A Better Way to Mend Fences
“The only true apology is the one that doesn’t require forgiveness.”
Richelle E. Goodrich
A genuine apology focuses on the recipient situation, not the speaker’s need for absolution, or for “receiving forgiveness”. A sincere apology focuses on taking responsibility and making amends, not necessarily seeking forgiveness. An attitude of apology is, “I am sorry, what can I do in order to make you whole again, what can I do in order to make this relationship whole again? What can I do in order to make you feel comfortable again? What can I do in order to gain your trust again?” It is a humbling shift in mindset to place all the power into the other soul.
What are the components of an empowering apology? NVC suggests creating a restorative environment, taking ownership for your actions, expressing a willingness to make amends, and open the door for a genuine conversation towards rebuilding trust.
- Understand exactly what you did: Don’t apologize until you absolutely know what you have done wrong, and you absolutely take full responsibility for what you have done. If you believe there is a shadow of joint responsibility? Then figure out what you did to contribute to that wrong, and focus your apology on what you did. Be specific. For example, “I know my words were hurtful,” or “I know that I abandoned you last night,” or “I know that I ran the red light and caused the accident.”

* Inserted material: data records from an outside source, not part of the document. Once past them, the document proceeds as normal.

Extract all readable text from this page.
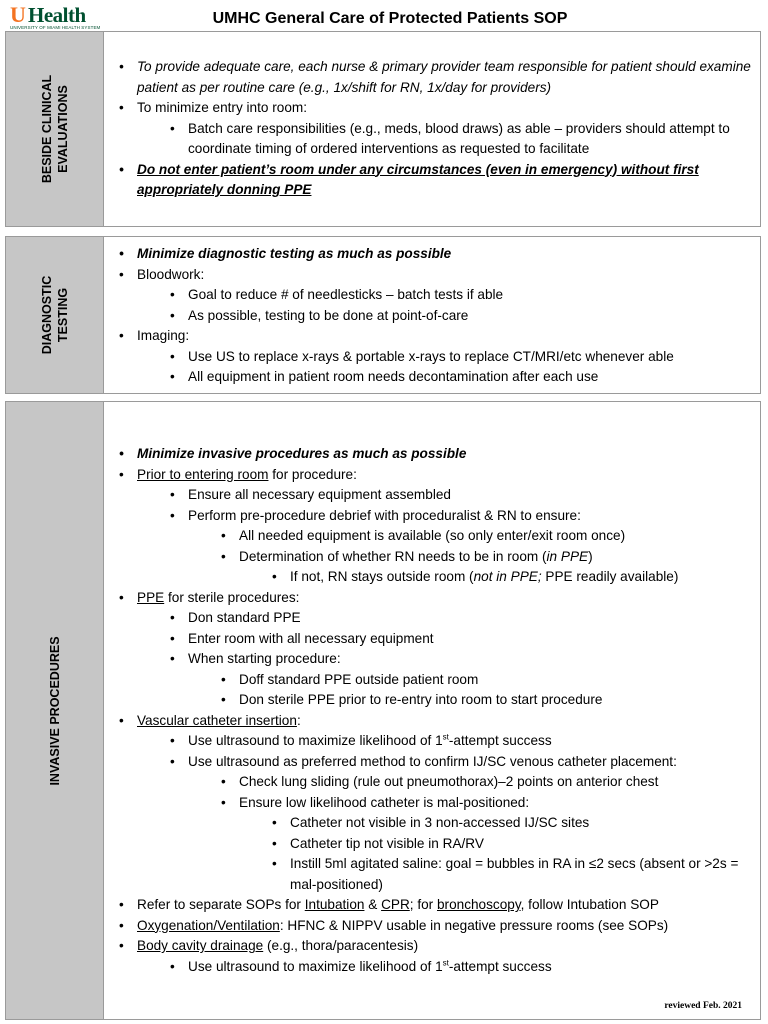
U Health
UNIVERSITY OF MIAMI HEALTH SYSTEM
UMHC General Care of Protected Patients SOP
BESIDE CLINICAL EVALUATIONS
• To provide adequate care, each nurse & primary provider team responsible for patient should examine patient as per routine care (e.g., 1x/shift for RN, 1x/day for providers)
• To minimize entry into room:
• Batch care responsibilities (e.g., meds, blood draws) as able – providers should attempt to coordinate timing of ordered interventions as requested to facilitate
• Do not enter patient’s room under any circumstances (even in emergency) without first appropriately donning PPE
DIAGNOSTIC TESTING
• Minimize diagnostic testing as much as possible
• Bloodwork:
• Goal to reduce # of needlesticks – batch tests if able
• As possible, testing to be done at point-of-care
• Imaging:
• Use US to replace x-rays & portable x-rays to replace CT/MRI/etc whenever able
• All equipment in patient room needs decontamination after each use
INVASIVE PROCEDURES
• Minimize invasive procedures as much as possible
• Prior to entering room for procedure:
• Ensure all necessary equipment assembled
• Perform pre-procedure debrief with proceduralist & RN to ensure:
• All needed equipment is available (so only enter/exit room once)
• Determination of whether RN needs to be in room (in PPE)
• If not, RN stays outside room (not in PPE; PPE readily available)
• PPE for sterile procedures:
• Don standard PPE
• Enter room with all necessary equipment
• When starting procedure:
• Doff standard PPE outside patient room
• Don sterile PPE prior to re-entry into room to start procedure
• Vascular catheter insertion:
• Use ultrasound to maximize likelihood of 1st-attempt success
• Use ultrasound as preferred method to confirm IJ/SC venous catheter placement:
• Check lung sliding (rule out pneumothorax)–2 points on anterior chest
• Ensure low likelihood catheter is mal-positioned:
• Catheter not visible in 3 non-accessed IJ/SC sites
• Catheter tip not visible in RA/RV
• Instill 5ml agitated saline: goal = bubbles in RA in ≤2 secs (absent or >2s = mal-positioned)
• Refer to separate SOPs for Intubation & CPR; for bronchoscopy, follow Intubation SOP
• Oxygenation/Ventilation: HFNC & NIPPV usable in negative pressure rooms (see SOPs)
• Body cavity drainage (e.g., thora/paracentesis)
• Use ultrasound to maximize likelihood of 1st-attempt success
reviewed Feb. 2021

- Validate their feelings: Acknowledge the impact your actions had on them. For instance, “My words were crass, inappropriate, and not even true,” or “I know I made you feel that this relationship is not a priority in my life,” or “I know that this accident messed up your vehicle and made you late to work.”

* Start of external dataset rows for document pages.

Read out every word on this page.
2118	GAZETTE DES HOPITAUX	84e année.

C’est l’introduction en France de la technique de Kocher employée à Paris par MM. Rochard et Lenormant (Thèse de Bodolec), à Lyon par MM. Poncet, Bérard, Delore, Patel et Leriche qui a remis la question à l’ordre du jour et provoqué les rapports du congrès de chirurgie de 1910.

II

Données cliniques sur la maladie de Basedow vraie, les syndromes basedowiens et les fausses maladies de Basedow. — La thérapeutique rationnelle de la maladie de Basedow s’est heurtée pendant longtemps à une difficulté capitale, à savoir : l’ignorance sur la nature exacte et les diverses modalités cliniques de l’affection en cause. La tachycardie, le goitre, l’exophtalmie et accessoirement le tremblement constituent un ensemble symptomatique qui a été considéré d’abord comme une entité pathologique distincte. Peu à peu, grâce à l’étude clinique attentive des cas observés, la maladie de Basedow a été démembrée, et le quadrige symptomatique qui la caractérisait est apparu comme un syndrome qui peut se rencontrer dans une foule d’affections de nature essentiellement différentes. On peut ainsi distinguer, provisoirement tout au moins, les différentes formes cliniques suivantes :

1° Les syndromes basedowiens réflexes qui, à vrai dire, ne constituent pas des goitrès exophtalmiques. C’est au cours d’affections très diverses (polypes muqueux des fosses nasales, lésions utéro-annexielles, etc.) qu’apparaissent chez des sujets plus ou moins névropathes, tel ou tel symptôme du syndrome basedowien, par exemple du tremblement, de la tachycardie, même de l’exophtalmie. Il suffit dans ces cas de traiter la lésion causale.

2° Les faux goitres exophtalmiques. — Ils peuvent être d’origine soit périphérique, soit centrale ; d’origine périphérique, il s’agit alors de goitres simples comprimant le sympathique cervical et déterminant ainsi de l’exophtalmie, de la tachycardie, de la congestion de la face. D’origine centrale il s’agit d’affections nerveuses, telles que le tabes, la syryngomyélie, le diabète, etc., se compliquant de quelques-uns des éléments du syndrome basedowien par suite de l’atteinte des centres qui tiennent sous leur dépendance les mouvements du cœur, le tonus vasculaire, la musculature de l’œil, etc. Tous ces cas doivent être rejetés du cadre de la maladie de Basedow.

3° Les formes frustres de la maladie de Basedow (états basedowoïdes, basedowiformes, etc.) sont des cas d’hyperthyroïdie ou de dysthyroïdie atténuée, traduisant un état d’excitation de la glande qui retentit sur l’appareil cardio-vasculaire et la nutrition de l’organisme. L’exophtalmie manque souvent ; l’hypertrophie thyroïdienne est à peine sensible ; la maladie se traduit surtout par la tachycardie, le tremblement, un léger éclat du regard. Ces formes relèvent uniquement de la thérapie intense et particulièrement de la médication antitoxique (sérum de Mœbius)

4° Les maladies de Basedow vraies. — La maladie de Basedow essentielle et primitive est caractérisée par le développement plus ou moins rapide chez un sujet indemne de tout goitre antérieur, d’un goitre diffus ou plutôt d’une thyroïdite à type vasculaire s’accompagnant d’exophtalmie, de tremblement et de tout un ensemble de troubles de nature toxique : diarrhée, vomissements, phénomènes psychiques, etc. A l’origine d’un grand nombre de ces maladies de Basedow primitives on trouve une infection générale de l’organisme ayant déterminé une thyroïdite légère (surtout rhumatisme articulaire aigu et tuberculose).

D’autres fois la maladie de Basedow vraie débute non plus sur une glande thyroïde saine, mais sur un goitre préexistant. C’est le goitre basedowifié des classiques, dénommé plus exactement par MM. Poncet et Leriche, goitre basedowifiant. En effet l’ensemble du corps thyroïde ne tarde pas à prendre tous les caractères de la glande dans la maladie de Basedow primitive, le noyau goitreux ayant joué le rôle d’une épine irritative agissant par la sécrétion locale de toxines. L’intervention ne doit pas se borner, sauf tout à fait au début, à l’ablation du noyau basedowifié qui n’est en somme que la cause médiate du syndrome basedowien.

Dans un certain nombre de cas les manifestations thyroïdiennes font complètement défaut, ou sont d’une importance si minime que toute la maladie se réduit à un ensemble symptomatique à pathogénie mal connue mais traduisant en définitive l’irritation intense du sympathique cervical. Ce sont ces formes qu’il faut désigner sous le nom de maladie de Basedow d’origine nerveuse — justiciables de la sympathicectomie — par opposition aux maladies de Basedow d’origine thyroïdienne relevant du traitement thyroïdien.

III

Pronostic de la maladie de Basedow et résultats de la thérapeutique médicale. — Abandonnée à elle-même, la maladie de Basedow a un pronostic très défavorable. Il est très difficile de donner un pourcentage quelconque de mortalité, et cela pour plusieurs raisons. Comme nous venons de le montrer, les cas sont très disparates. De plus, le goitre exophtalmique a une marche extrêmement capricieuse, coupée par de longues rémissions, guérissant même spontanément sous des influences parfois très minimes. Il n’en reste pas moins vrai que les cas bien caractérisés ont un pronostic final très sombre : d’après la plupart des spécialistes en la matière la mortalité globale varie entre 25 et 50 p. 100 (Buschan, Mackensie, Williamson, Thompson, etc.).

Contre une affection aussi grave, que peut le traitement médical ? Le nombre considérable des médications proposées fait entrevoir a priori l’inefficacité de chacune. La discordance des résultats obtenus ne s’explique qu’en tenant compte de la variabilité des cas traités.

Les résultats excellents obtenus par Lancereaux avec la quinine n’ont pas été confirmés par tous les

- Take full responsibility: Don’t make excuses or downplay what happened. Own your mistake. “There’s no excuse for what I did. I was wrong.”
- The power of pause: Pause. Stop. Listen. Even if the other person isn’t speaking, stop and listen. Let the other person process what is going on, and what you are saying. If you can’t figure it out for yourself what the other person needs, which you likely cannot since you’ve already made a hardship against them, allow them space to process all that is going on. This is a new situation that has arrived, for both of you. If you made it to “I am sorry”, then let the other person process that statement, because you likely argued a lot leading up to this new apology.
- Offer to make amends: Accept and provide genuine willingness to repair the damage. This may involve a sincere and vulnerable conversation, a thoughtful gesture, or simply giving them space if that’s what they need. Even admitting, “I do not know how to repair what I did, how to make you whole, but I am willing to hear what you need.”
This approach focuses on the impact of our actions and avoids pressuring the other person into a specific response. It allows them the space to process their emotions and choose forgiveness when they are ready, on their timeline, not on ours.
Final thoughts
The only true apology is the one that leads to a change of behavior.
Wayne Dyer, 1940 – 2015
Forgiveness is the other person’s journey, not your journey as the wrongdoer. NVC encourages us to prioritize understanding and empathy over controlling the other person’s response.
The next time you find yourself apologizing, take a moment to reflect. Are you really sorry? Is whatever you are about to apologize for something that you take full responsibility for? Is whatever you are about to say a sincere expression of remorse, or a veiled attempt to get the other person over it, get the other person to accept you, or otherwise control the situation? By recognizing the aggression hidden within “please forgive me,” we can cultivate a world of more authentic apologies and stronger relationships.